Hodgson Russ Employee Benefits Newsletter
September 8, 2021

The causation standard under Section 409(a) of ERISA is an issue that could lead to more litigation as cyberattacks on employee benefit plans increase. ERISA Section 409(a) provides that a plan fiduciary who breaches his/her fiduciary duties is personally liable for losses to the plan resulting from his/her breach. While determining when a loss results from a breach is often not that difficult for many ERISA claims, as more lawsuits involve lost assets due to cyberattacks, this has the potential to change.
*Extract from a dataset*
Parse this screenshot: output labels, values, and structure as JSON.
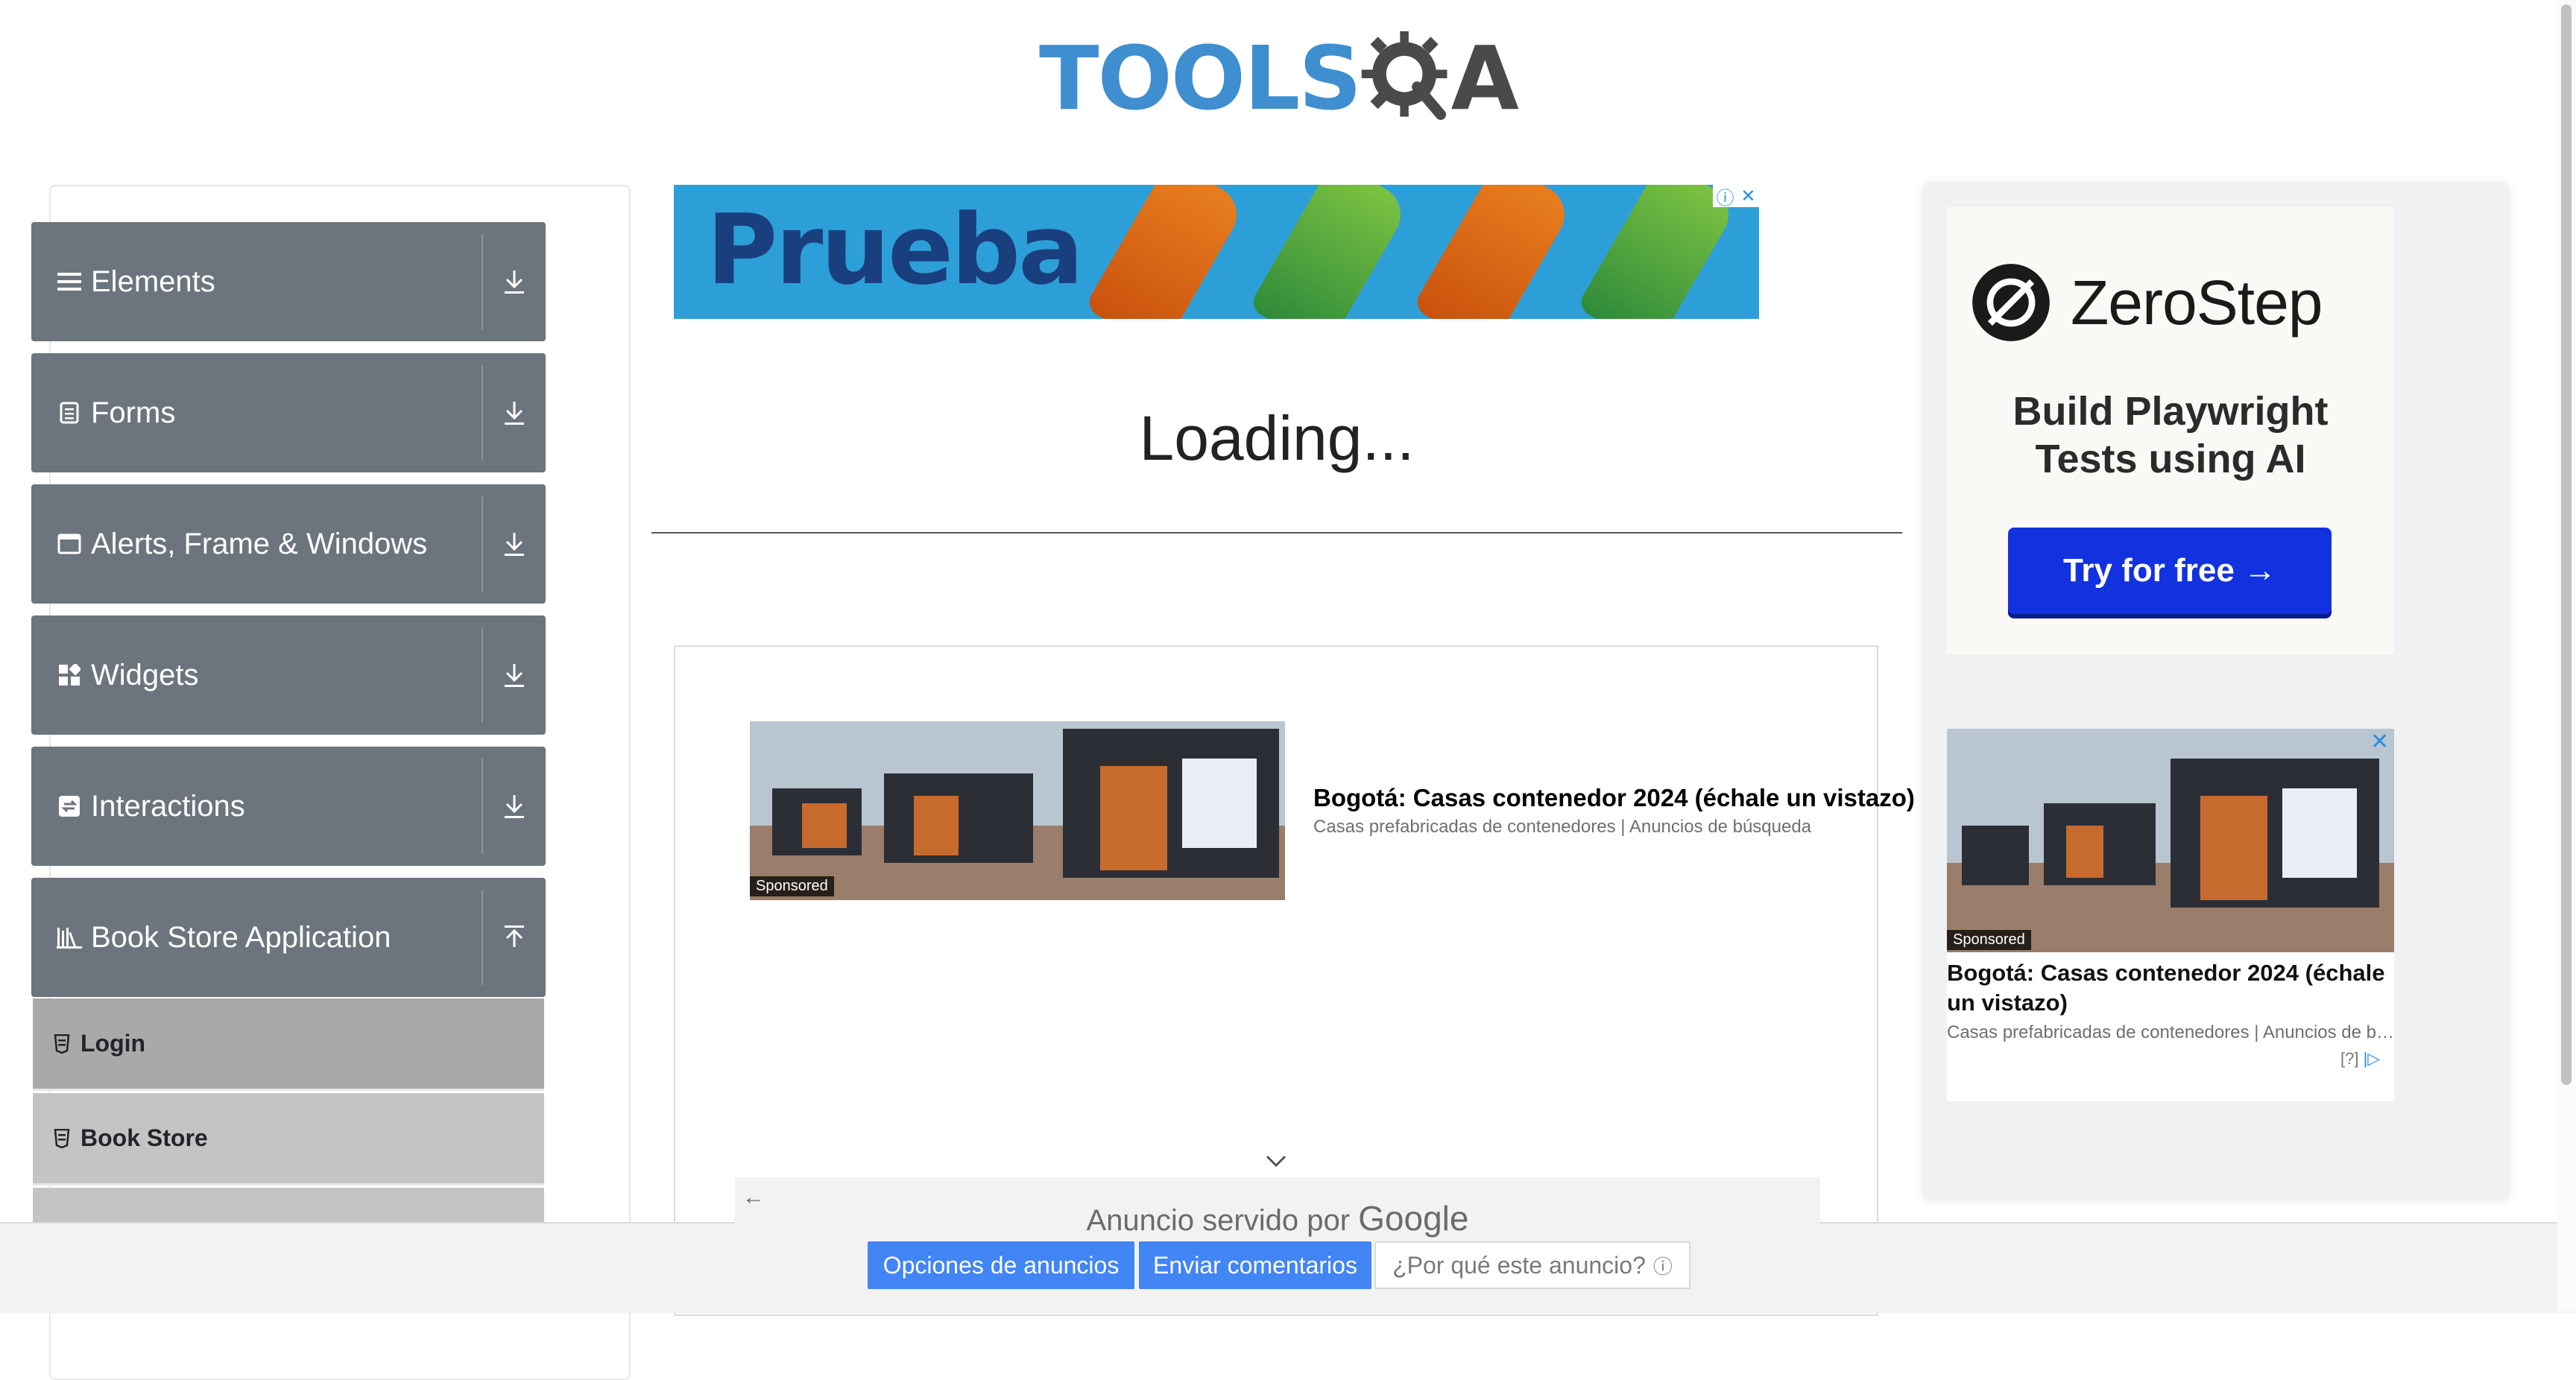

            For example, in an ERISA action claiming excessive fees were paid by the plan, it is not hard to draw the line of causation directly from the fiduciary’s insufficient administration process to the loss sustained by the plan (i.e. paying excessive fees). With a claim stemming from cybersecurity, however, it is harder to draw this direct line. If a cybercriminal gets ahold of an individual’s online retirement account password through no fault of a fiduciary, the individual has no 409(a) claim. But what if multi-factor authentication would have prevented this unauthorized distribution and the plan didn’t have it in place? In light of the Department of Labor’s guidance earlier this year directed at retirement plans, does failing to incorporate a recommended security feature provide sufficient connection for a 409(a) claim?
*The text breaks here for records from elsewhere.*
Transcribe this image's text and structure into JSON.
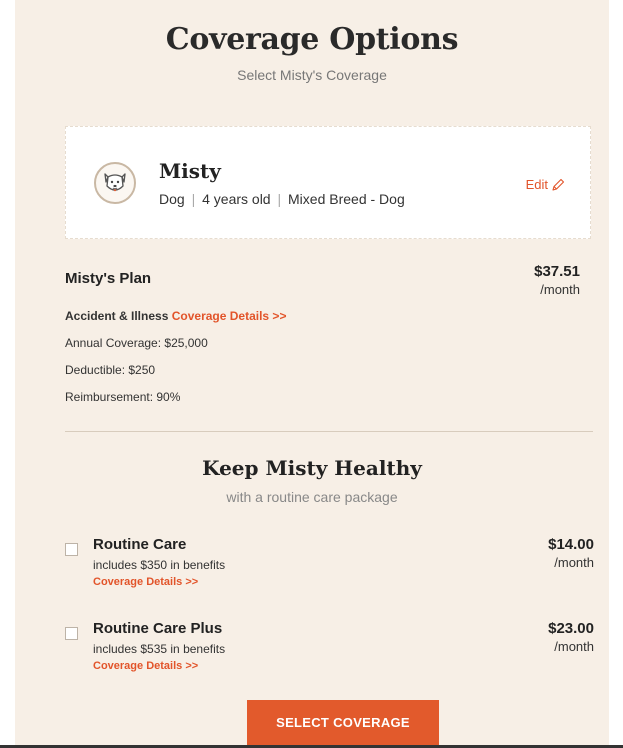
{
  "header": {
    "title": "Coverage Options",
    "subtitle": "Select Misty's Coverage"
  },
  "pet": {
    "name": "Misty",
    "species": "Dog",
    "age": "4 years old",
    "breed": "Mixed Breed - Dog",
    "separator": "|",
    "edit_label": "Edit",
    "avatar_icon": "dog-face-icon"
  },
  "plan": {
    "title": "Misty's Plan",
    "price": "$37.51",
    "per": "/month",
    "type": "Accident & Illness",
    "details_link": "Coverage Details >>",
    "annual_coverage": "Annual Coverage: $25,000",
    "deductible": "Deductible: $250",
    "reimbursement": "Reimbursement: 90%"
  },
  "routine": {
    "title": "Keep Misty Healthy",
    "subtitle": "with a routine care package",
    "packages": [
      {
        "name": "Routine Care",
        "benefit": "includes $350 in benefits",
        "link": "Coverage Details >>",
        "price": "$14.00",
        "per": "/month",
        "checked": false
      },
      {
        "name": "Routine Care Plus",
        "benefit": "includes $535 in benefits",
        "link": "Coverage Details >>",
        "price": "$23.00",
        "per": "/month",
        "checked": false
      }
    ]
  },
  "cta": {
    "label": "SELECT COVERAGE"
  },
  "colors": {
    "accent": "#e2542a",
    "background": "#f7efe6",
    "card": "#ffffff"
  }
}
            As it stands now, it is unclear what level of causation is required to have a viable 409(a) claim. This is potentially due to the fact that causation often isn’t a large focus of dispute during ERISA claims. The Eleventh Circuit holds that proximate cause is the standard. This would require a showing that the harm alleged has a sufficiently close connection to the conduct (or lack thereof) at issue. In contrast, the Second Circuit has merely noted that “some causal link” between the breach and the loss is required. This vague language leaves much to be desired because, in some sense, everything has some causal connection. Of course the Second Circuit won’t adopt this broad of a standard, but until they elaborate more, everyone is left in the dark.
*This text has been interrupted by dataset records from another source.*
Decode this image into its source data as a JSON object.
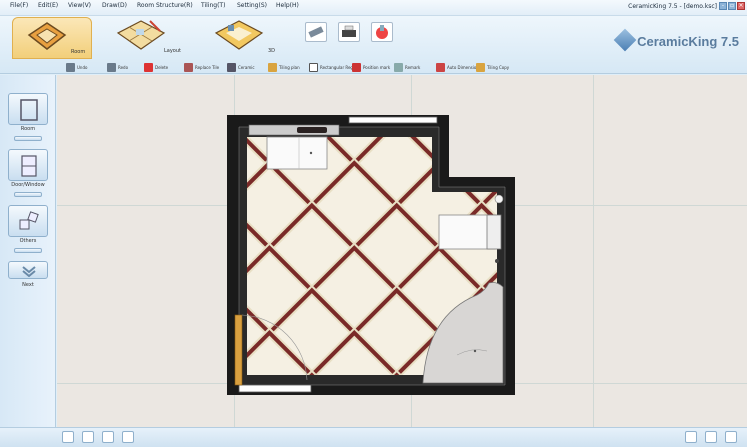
{
  "menu": {
    "items": [
      "File(F)",
      "Edit(E)",
      "View(V)",
      "Draw(D)",
      "Room Structure(R)",
      "Tiling(T)",
      "Setting(S)",
      "Help(H)"
    ],
    "window_title": "CeramicKing 7.5 - [demo.ksc]"
  },
  "ribbon": {
    "tabs": [
      {
        "label": "Room",
        "icon": "room-plan-icon"
      },
      {
        "label": "Layout",
        "icon": "layout-tile-icon"
      },
      {
        "label": "3D",
        "icon": "3d-view-icon"
      }
    ],
    "tools": [
      {
        "icon": "measure-tool-icon"
      },
      {
        "icon": "print-icon"
      },
      {
        "icon": "render-icon"
      }
    ],
    "logo": "CeramicKing 7.5",
    "subtools": [
      {
        "label": "Undo",
        "icon": "undo-icon"
      },
      {
        "label": "Redo",
        "icon": "redo-icon"
      },
      {
        "label": "Delete",
        "icon": "delete-icon"
      },
      {
        "label": "Replace Tile",
        "icon": "replace-tile-icon"
      },
      {
        "label": "Ceramic",
        "icon": "ceramic-icon"
      },
      {
        "label": "Tiling plan",
        "icon": "tiling-plan-icon"
      },
      {
        "label": "Rectangular Region",
        "icon": "rectangular-region-icon"
      },
      {
        "label": "Position mark",
        "icon": "position-mark-icon"
      },
      {
        "label": "Remark",
        "icon": "remark-icon"
      },
      {
        "label": "Auto Dimension",
        "icon": "auto-dimension-icon"
      },
      {
        "label": "Tiling Copy",
        "icon": "tiling-copy-icon"
      }
    ]
  },
  "left_panel": {
    "items": [
      {
        "label": "Room",
        "icon": "room-icon"
      },
      {
        "label": "Door/Window",
        "icon": "door-window-icon"
      },
      {
        "label": "Others",
        "icon": "others-icon"
      },
      {
        "label": "Next",
        "icon": "next-chevron-icon"
      }
    ]
  },
  "colors": {
    "tile_border": "#7a2a28",
    "tile_light": "#f5f0e3",
    "tile_beige": "#e8dfc4",
    "wall": "#1a1a1a"
  }
}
            To my knowledge, no court has looked at the causation component of an ERISA 409(a) claim stemming from a cyberattack. Outside of the ERISA context, however, courts have looked at similar questions. Back in 2014, hackers were able to retrieve sensitive personal information from over twenty-million former and present government employees by breaching multiple U.S. Office of Personnel Management databases. In a lawsuit stemming from that hack, one circuit court found that proximate cause was sufficiently alleged when a complaint contended that the defendant’s failure to establish industry-standard information security safeguards was the proximate cause of the stolen personal information. While this case did not deal with benefit plans, it shows that at least one court is willing to look at industry practices in the causation analysis at the pleading stage which could be relevant to an ERISA claim.